There must be… so much trust. Or else I would have killed them all much easier.
I would have killed you. But here you are.
” Satan tilted his enormous, disgusting head.
“Not an emperor, not a king, in this life. You are not special; you’re not the first to hesitate, and you’re not the first to come from destitution.
But you’re the first to try to save the Earth, instead. Why?”
Tadeo blinked once, then a few more times.
“I don’t believe you.” ‘I wanted to end the world, too,’ he almost said.
‘I rose from the dead with so much rage that I was almost blinded by vengeance.’ But a girl had appeared to him in an alleyway, pressed a gun to his back, told him he had a responsibility.
“Don’t believe me, then,” said Satan. “I don’t need your faith.”
“You need my faith more than anything,” said Tadeo. “Or else you wouldn’t talk to me.” He allowed his eyes to shut just so that he wouldn’t have to stare at the devil’s body anymore. “What happened to your beauty?”
“This is what I am beneath it, ever since I fell from Heaven.”
“Why did you fall?”
Satan, suddenly, laughed. “I can’t say that I remember.”
“I’ve heard that it’s because of your vanity.”
“That makes sense to me,” the devil continued to joke. “I would cast someone down from paradise for vanity, as well.”
“It doesn’t bother you that you act like Him?
” Tadeo wasn’t sure where such a jab had come from inside him.
He supposed that he’d come, without even realizing it, to a revelation, about God and about his own religion.
The word itself, religion, no longer felt adequate for what he felt.
This was something else, belief rooted in disbelief, the truth found for him in a lie.

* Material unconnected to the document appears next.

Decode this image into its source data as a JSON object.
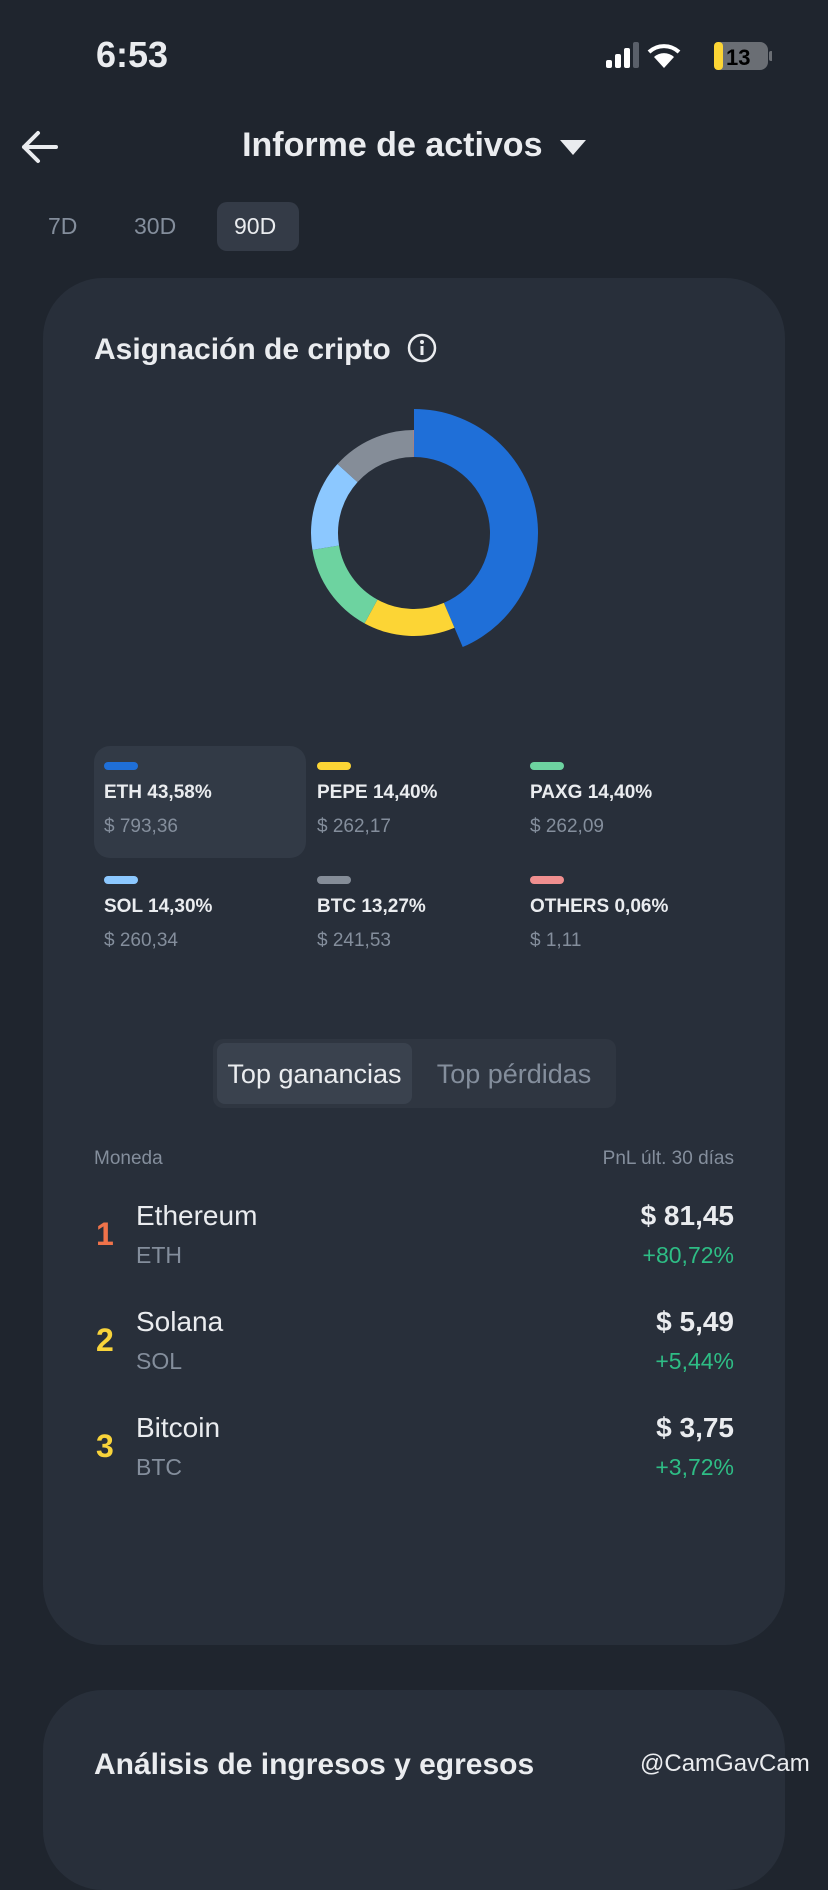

Tadeo saw God in his pain, never in his joy.
To him, all the suffering was proof of God.
Love was proof that God could die. Tadeo could still taste Dante’s alcohol in his lips.
He could feel Joana’s shoulder that he often leaned against.

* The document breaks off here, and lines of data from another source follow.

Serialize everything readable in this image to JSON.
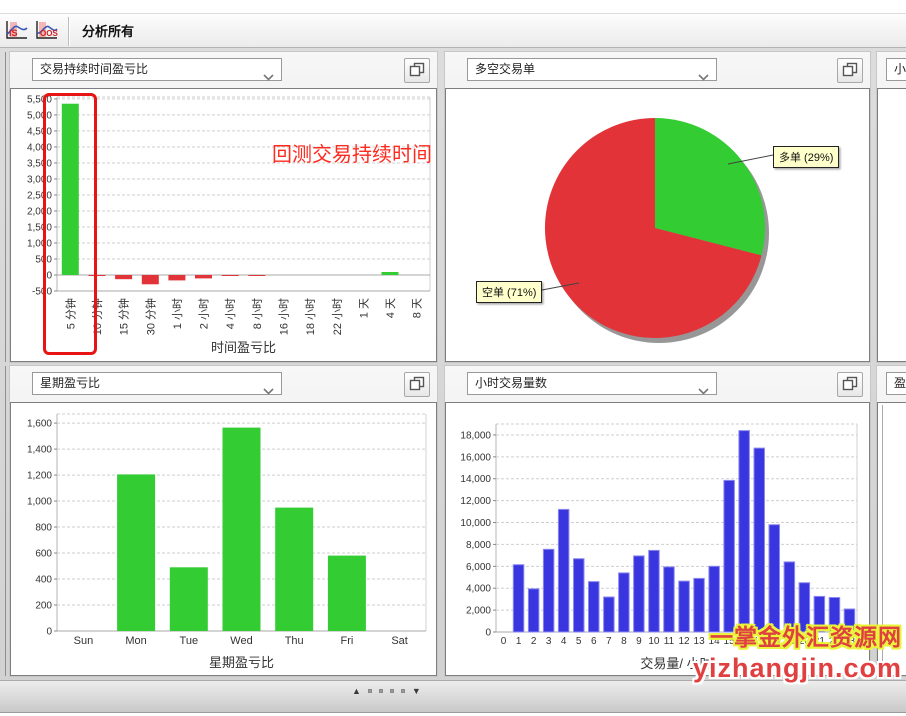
{
  "toolbar": {
    "title": "分析所有",
    "icons": [
      {
        "name": "is-sample-chart-icon",
        "label": "IS"
      },
      {
        "name": "oos-sample-chart-icon",
        "label": "OOS"
      }
    ]
  },
  "panels": {
    "p1": {
      "dropdown": "交易持续时间盈亏比"
    },
    "p2": {
      "dropdown": "多空交易单"
    },
    "p3": {
      "dropdown_partial": "小"
    },
    "p4": {
      "dropdown": "星期盈亏比"
    },
    "p5": {
      "dropdown": "小时交易量数"
    },
    "p6": {
      "dropdown_partial": "盈"
    }
  },
  "annotations": {
    "highlight_box_target": "5 分钟",
    "text": "回测交易持续时间",
    "text_color": "#FF2A1E",
    "box_color": "#E81414"
  },
  "chart_data": [
    {
      "id": "trade-duration-pl",
      "type": "bar",
      "title": "交易持续时间盈亏比",
      "xlabel": "时间盈亏比",
      "categories": [
        "5 分钟",
        "10 分钟",
        "15 分钟",
        "30 分钟",
        "1 小时",
        "2 小时",
        "4 小时",
        "8 小时",
        "16 小时",
        "18 小时",
        "22 小时",
        "1 天",
        "4 天",
        "8 天"
      ],
      "values": [
        5350,
        -30,
        -130,
        -290,
        -170,
        -105,
        -15,
        -15,
        0,
        0,
        0,
        0,
        95,
        0
      ],
      "ylim": [
        -500,
        5500
      ],
      "ytick_step": 500,
      "positive_color": "#33CC33",
      "negative_color": "#E23438",
      "grid": true
    },
    {
      "id": "long-short-orders",
      "type": "pie",
      "title": "多空交易单",
      "slices": [
        {
          "label": "多单 (29%)",
          "value": 29,
          "color": "#33CC33"
        },
        {
          "label": "空单 (71%)",
          "value": 71,
          "color": "#E23438"
        }
      ]
    },
    {
      "id": "right-partial-top",
      "type": "bar",
      "visible_part": "y-axis only",
      "ylim": [
        0,
        6000
      ],
      "ytick_step": 500,
      "values": []
    },
    {
      "id": "weekday-pl",
      "type": "bar",
      "title": "星期盈亏比",
      "xlabel": "星期盈亏比",
      "categories": [
        "Sun",
        "Mon",
        "Tue",
        "Wed",
        "Thu",
        "Fri",
        "Sat"
      ],
      "values": [
        0,
        1205,
        490,
        1565,
        950,
        580,
        0
      ],
      "ylim": [
        0,
        1600
      ],
      "ytick_step": 200,
      "color": "#33CC33",
      "grid": true
    },
    {
      "id": "hourly-volume",
      "type": "bar",
      "title": "小时交易量数",
      "xlabel": "交易量/ 小时",
      "categories": [
        "0",
        "1",
        "2",
        "3",
        "4",
        "5",
        "6",
        "7",
        "8",
        "9",
        "10",
        "11",
        "12",
        "13",
        "14",
        "15",
        "16",
        "17",
        "18",
        "19",
        "20",
        "21",
        "22",
        "23"
      ],
      "values": [
        0,
        6150,
        3950,
        7550,
        11200,
        6700,
        4600,
        3200,
        5400,
        6950,
        7450,
        5950,
        4650,
        4900,
        6000,
        13850,
        18400,
        16800,
        9800,
        6400,
        4500,
        3250,
        3150,
        2100
      ],
      "ylim": [
        0,
        18000
      ],
      "ytick_step": 2000,
      "color": "#3A36DF",
      "bar_stroke": "#8D8AEF",
      "grid": true
    },
    {
      "id": "right-partial-bottom",
      "type": "unknown",
      "visible_part": "empty frame"
    }
  ],
  "watermark": {
    "line1": "一掌金外汇资源网",
    "line2": "yizhangjin.com"
  },
  "pager": {
    "up": "▲",
    "down": "▼",
    "dot_count": 4
  },
  "colors": {
    "green": "#33CC33",
    "red": "#E23438",
    "blue": "#3A36DF",
    "pie_label_bg": "#FFFFCC"
  }
}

“I’m greater than Him, worse than Him.”
Tadeo couldn’t be sure what that meant, how greater and worse could ever mean the same. But he’d been told to love God, to fear Him — all his life. The Lord is good; the Lord is cruel.
“Tell me,” said the devil, stiffer, “how you plan to save what’s left of the Earth. You will still eventually die, and your successor may not make trees grow for the people. All the water is poisoned, and the stars have fallen from the sky.”

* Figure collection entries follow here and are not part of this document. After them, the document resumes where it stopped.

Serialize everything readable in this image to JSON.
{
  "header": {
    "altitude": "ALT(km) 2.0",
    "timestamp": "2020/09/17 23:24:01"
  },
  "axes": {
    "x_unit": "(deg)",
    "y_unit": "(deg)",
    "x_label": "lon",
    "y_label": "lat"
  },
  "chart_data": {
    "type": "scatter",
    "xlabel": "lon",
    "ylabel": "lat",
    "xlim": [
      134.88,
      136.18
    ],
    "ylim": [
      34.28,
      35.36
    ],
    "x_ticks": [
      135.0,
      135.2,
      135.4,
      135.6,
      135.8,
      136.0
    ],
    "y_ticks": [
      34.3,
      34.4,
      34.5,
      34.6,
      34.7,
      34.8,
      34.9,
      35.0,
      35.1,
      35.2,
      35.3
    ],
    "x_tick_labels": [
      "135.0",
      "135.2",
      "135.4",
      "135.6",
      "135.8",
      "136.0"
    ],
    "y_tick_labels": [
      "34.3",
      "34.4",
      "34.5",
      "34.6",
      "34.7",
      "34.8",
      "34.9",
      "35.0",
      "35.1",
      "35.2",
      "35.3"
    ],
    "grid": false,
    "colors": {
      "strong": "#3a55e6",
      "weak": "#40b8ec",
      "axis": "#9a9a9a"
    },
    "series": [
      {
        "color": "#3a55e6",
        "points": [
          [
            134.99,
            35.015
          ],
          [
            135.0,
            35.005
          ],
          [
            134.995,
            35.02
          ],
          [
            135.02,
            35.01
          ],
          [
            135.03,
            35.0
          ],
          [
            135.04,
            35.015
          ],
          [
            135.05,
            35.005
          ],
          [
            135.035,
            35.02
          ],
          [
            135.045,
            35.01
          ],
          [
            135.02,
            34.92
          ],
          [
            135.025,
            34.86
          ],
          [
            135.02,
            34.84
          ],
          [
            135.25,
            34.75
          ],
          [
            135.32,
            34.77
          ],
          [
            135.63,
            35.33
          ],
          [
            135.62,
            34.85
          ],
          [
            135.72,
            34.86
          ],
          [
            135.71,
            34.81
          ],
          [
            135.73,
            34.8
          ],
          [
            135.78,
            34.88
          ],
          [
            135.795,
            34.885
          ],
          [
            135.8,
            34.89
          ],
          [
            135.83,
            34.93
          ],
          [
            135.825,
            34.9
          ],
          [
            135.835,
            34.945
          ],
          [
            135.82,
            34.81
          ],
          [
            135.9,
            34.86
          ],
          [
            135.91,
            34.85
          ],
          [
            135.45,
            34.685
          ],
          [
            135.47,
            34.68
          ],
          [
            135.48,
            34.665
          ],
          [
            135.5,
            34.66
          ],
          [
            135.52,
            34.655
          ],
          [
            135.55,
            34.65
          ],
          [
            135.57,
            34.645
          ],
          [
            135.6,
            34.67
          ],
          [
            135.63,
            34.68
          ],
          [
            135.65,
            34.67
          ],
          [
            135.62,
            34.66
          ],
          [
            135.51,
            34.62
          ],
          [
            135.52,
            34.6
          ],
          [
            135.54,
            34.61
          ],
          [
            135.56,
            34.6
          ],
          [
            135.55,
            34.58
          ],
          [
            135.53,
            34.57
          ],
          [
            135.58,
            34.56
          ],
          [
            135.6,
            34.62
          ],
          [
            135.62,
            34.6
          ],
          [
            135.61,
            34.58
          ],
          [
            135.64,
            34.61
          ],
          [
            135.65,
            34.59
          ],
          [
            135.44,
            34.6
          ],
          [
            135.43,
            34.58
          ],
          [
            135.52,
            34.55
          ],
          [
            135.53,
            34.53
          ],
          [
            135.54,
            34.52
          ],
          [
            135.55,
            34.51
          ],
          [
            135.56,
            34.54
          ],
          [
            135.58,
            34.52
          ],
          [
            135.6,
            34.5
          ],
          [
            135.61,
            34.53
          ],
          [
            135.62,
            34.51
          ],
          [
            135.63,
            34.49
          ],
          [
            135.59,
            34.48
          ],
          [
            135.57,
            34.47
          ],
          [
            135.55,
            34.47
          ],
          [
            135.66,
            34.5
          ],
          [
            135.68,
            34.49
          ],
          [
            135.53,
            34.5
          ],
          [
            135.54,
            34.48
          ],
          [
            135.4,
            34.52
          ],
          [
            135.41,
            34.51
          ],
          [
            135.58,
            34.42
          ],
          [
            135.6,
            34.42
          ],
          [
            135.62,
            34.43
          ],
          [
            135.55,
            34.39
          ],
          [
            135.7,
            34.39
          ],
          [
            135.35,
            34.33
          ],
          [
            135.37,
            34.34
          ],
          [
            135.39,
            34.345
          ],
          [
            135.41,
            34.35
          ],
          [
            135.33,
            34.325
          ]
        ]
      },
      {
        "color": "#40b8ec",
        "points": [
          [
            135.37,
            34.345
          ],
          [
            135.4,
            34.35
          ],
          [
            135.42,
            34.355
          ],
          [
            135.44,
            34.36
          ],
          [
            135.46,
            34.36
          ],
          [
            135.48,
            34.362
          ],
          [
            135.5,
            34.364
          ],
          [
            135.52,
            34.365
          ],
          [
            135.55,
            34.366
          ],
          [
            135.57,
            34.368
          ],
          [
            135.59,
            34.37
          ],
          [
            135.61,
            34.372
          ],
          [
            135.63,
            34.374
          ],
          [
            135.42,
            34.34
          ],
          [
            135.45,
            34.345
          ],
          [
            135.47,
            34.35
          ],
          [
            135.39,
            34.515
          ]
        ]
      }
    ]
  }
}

Tadeo admitted: “I don’t know.”
“I can save the world for us demons but humans will not survive long on it anymore. Maybe it is best for you to slaughter the remnants of humanity, then yourself, to stop everything once and for all.”
“Isn’t there another way?” Tadeo asked quietly.
“Isn’t there another way to stop this? Can’t we confront God?
” He opened his eyes again, finally. “If you think yourself so powerful, then why not face Him?” Satan was quiet, and Tadeo decided, then, to say what he’d felt earlier: “I can tell you why I’m different.
It’s because someone told me I had a responsibility to our people.
Even if they looked at me with scorn, I had a responsibility to meet them with grace.
It’s the right thing to do. And what I think is right and good is larger than myself; it’s larger than God. Isn’t that what you wanted to be?”
“There’s nothing rational about you.”
“There’s nothing rational about love,” confessed Tadeo. “Haven’t you ever loved someone, devil?”